Per una valutazione dell'attività di questo gruppo e della sua funzione storica
cfr. il I cap. della Storia del Partito Comunista (bolscevico) dell'URSS,
ed. cit.
7) Blanquismo: tendenza del movimento
socialista francese, capeggiata da Louis-Auguste Blanqui (1805-1881). Blanqui
prese parte attiva al movimento rivoluzionario francese, fu condannato per due
volte a morte e tenuto in carcere per una metà circa della sua vita.

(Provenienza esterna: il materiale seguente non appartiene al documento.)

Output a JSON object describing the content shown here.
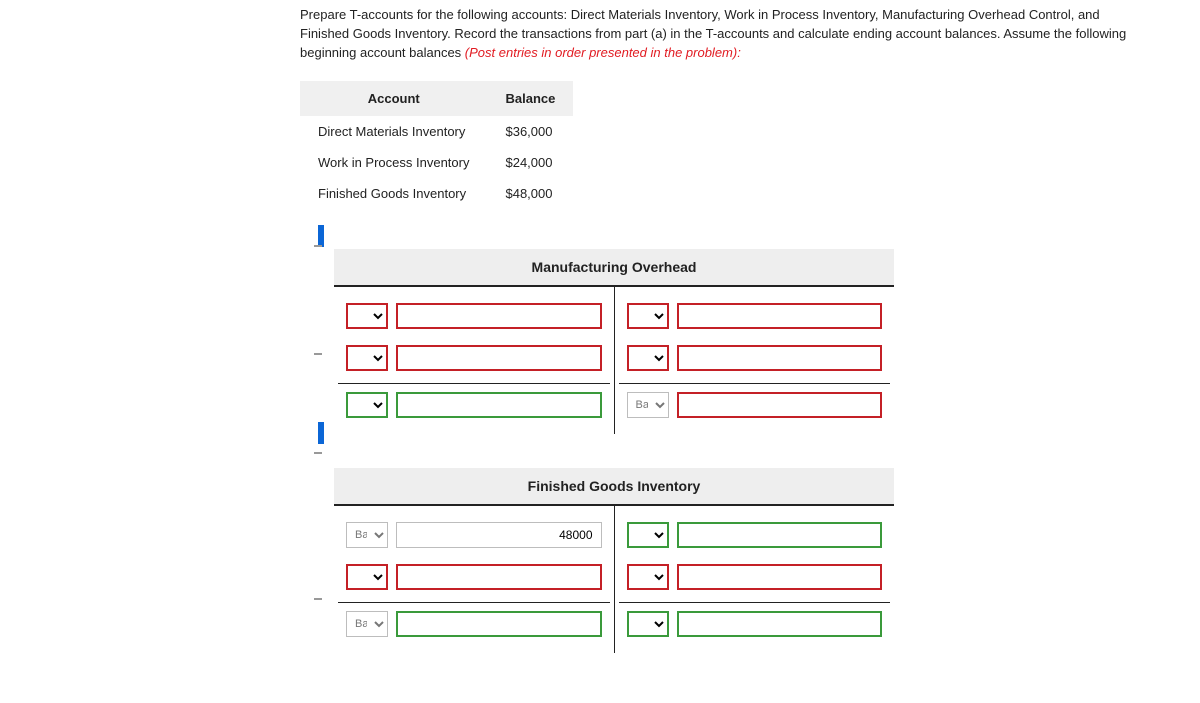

I classici del marxismo-leninismo, pur considerando Blanqui un vero
rivoluzionario e un ardente sostenitore del socialismo, in pari tempo lo criticarono
aspramente per il suo settarismo e per i suoi metodi cospirativi. «Il
blanquismo - scrisse Lenin nel 1906 nell'articolo Sui risultati di un congresso -
è una teoria che nega la lotta di classe. Il blanquismo attende la liberazione
dell'umanità dalla schiavitù salariata non dalla lotta di classe del
proletariato, ma dalle congiure di una piccola minoranza di intellettuali ».
Glossario
a). Obscina: comunità rurale russa. Di essa parlano Marx ed
Engels nella prefazione all’edizione russa, del 1882, del Manifesto del partito
comunista, chiedendosi: “questa forma in gran parte già disciolta della
originaria proprietà comune della terra, potrà essa passare direttamente a una
più alta forma comunistica di proprietà terriera, o dovrà essa attraversare
prima lo stesso processo di dissoluzione che trova la sua espressione nella
evoluzione storica dell'occidente?
La sola risposta oggi possibile è questa: se la rivoluzione russa servirà da
segnale a una rivoluzione operaia in occidente, in modo che entrambe si
completino, allora l'odierna proprietà comune russa potrà servire di punto di
partenza per una evoluzione comunista”.